The first step is the percussion (hard hitting) removal of flakes to produce a roughed out piece - a Preform. If this is to become a Projectile Point (Arrowhead or Spear Point), the preform will be roughly triangular and as thin as possible. Every step of percussion will therefore be aimed toward thinning. When the preform has reached the point where hitting might break the piece or is not being productive anymore - then it is time to shift to the second form of flintknapping - Pressure Flaking. Pressure flaking is a process of pushing off flakes. This is in contrast to the striking off of flakes through Percussion Flaking. The work of pressure flaking has often been compared to "whittling" the stone. The preform is placed horizontally across the leather covered palm of the hand (crosswise to the line of the arm). The tips of the fingers press this rock piece down firmly upon the palm, keeping it from shifting. A sharpened tip of antler, copper, or other hard but soft material is then placed along the edge of the preform that is visible beyond the finger tips on the side toward the wrist. The "pressure flaker" is not simply pushed down but is instead pressed forward with only a slight movement down. This pushing is creating that dipple in the puddle of water with the movement forward pushing the waves forward across the piece. The first flake removed creates a ridge of either side of the resulting depression scar. The flintknapper then simply needs to move the pressure flaker over to the edge of the scar and line it up with this new ridge. The first flake will not go very far on the surface of the worked piece but the second flake will go further and the next even further since they will have straight ridges to follow. You need to set up a full set of these ridges before being able to successfully get the flakes to shape and thin the piece to its final form. If the flakes don't go very far across the surface, your angle is too much down and not across. Keep in mind aiming toward your index finger as you push. If it takes too much effort to push a flake off, try putting the tip closer to the working edge of the piece.

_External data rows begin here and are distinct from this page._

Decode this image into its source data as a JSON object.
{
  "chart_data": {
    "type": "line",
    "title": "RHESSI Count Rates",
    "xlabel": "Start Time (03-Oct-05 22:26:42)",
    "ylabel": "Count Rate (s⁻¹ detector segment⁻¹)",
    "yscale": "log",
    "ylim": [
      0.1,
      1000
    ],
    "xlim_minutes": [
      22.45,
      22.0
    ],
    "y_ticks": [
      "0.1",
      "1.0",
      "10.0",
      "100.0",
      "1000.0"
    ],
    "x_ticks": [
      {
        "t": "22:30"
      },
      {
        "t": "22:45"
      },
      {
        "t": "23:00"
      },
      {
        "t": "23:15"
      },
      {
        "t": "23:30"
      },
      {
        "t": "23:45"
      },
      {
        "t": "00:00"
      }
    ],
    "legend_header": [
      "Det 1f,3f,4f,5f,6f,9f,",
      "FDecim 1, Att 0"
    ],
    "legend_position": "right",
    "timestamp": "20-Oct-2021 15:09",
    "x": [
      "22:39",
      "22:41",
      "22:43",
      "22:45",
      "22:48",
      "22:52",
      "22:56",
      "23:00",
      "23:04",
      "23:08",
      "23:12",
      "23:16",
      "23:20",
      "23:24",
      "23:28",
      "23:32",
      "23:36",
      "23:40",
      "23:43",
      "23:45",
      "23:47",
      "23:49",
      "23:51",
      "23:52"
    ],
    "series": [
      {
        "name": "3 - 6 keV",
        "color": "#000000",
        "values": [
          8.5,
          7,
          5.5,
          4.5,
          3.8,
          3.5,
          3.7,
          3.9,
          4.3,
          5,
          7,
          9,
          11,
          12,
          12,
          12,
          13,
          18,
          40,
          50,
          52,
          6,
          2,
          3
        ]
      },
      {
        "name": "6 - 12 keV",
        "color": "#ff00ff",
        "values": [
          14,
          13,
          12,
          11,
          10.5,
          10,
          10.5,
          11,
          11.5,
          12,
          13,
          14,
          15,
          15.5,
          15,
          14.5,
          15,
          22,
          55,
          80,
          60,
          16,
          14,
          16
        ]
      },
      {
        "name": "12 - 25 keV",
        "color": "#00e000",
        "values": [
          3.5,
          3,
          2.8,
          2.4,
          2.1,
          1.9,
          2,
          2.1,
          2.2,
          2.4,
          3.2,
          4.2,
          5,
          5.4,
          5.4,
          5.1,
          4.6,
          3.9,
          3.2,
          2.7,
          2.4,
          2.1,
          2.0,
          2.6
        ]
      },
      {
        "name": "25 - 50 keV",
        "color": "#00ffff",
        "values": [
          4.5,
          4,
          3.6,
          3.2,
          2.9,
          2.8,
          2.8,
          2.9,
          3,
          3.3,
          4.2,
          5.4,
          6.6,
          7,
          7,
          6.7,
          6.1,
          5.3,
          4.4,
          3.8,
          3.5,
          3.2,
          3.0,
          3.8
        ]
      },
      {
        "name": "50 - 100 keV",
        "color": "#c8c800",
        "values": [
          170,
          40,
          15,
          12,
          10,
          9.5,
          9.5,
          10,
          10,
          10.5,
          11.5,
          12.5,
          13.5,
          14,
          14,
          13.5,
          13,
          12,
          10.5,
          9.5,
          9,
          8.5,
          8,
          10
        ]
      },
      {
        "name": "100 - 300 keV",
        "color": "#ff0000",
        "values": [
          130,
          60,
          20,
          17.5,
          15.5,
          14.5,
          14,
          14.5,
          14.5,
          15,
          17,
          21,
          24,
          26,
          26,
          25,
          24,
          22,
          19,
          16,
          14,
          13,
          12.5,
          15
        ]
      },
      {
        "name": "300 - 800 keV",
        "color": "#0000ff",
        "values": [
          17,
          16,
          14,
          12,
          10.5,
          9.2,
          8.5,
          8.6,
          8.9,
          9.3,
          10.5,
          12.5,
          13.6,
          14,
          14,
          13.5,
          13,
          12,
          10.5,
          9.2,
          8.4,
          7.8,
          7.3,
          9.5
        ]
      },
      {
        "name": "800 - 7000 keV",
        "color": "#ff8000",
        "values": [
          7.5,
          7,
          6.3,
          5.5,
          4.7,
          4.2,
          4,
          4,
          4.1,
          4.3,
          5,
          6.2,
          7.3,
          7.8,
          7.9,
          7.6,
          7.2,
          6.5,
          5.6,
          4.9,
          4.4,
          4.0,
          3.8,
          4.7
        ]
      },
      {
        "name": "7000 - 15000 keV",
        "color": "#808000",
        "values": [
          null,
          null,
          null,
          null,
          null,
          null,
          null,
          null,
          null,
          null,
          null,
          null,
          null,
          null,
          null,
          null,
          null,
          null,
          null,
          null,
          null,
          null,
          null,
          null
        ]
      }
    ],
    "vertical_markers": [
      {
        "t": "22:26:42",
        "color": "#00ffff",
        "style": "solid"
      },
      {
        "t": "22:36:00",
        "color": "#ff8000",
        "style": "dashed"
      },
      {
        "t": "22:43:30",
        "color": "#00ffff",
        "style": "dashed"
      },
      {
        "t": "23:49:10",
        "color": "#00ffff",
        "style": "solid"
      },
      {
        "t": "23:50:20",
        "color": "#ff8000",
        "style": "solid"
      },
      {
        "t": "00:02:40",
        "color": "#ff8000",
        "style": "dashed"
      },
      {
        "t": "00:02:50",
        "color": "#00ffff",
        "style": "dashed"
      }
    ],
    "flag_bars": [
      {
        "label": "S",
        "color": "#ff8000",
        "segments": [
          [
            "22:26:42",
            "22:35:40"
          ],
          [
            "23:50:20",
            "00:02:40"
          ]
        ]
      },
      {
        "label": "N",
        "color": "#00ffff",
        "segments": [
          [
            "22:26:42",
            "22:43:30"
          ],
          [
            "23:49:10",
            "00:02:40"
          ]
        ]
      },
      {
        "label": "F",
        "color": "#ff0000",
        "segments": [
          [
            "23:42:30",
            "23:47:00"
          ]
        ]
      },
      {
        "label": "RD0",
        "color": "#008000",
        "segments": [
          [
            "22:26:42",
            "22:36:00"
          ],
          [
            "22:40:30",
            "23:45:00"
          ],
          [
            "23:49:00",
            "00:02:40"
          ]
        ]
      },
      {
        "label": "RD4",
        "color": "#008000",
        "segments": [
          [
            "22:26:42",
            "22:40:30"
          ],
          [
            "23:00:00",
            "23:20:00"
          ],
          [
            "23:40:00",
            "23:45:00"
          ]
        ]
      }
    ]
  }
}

How Do You Finish an Arrowhead?
The finished shape of your arrowhead is determined significantly by the material you are working as well as the vagaries of the flintknapping process. However, there are many decisions you can make once you finally have your thin, flat, and triangular pressure flaked preform. Notching this preform allows the easy attachment of this point to either a spear or arrow. The motion of pressure flaking to produce a notch is directly up-and-down with little forward pressure. After one flake is removed in this process, the piece is turned over and another is removed from the same spot. The crucial aspect is not to dull or round the edge within the notch as this will stop the ability to continue to remove flakes. These notches can be placed on the side, base, or corners of the piece. There are a multitude of different possibilities. Many of these can be related to certain cultures or periods of historical time. There isn't quite such a strong relationship to use - i.e., a war arrowhead can't be associated with any particular finished style.
How do You Recognize Workable Material?
Look close at the surface of any raw nodule of flintknappable material and you'll notice semi-circular whirls on the surface. These are caused by environmental light impacts that cause a cone of disruption with the disintegrated material being eroded out. These whirls are most evident upon obsidian nodules and can be used as a clue to the internal nature of the rock. Otherwise, the primary clue is simply a lack of structural appearance to the rock. If you visibly see crystals in the material, these will stop the clean flow of percussion waves through the material. Some materials like chert, flint, agate, and jasper can be improved by the application of heat. This Heat Treatment melts the material slightly and regularizes what internal structure these materials possess. The result makes the materials more glassy in appearance. The rock makes the best teacher, break some and you'll learn quickly what works the best.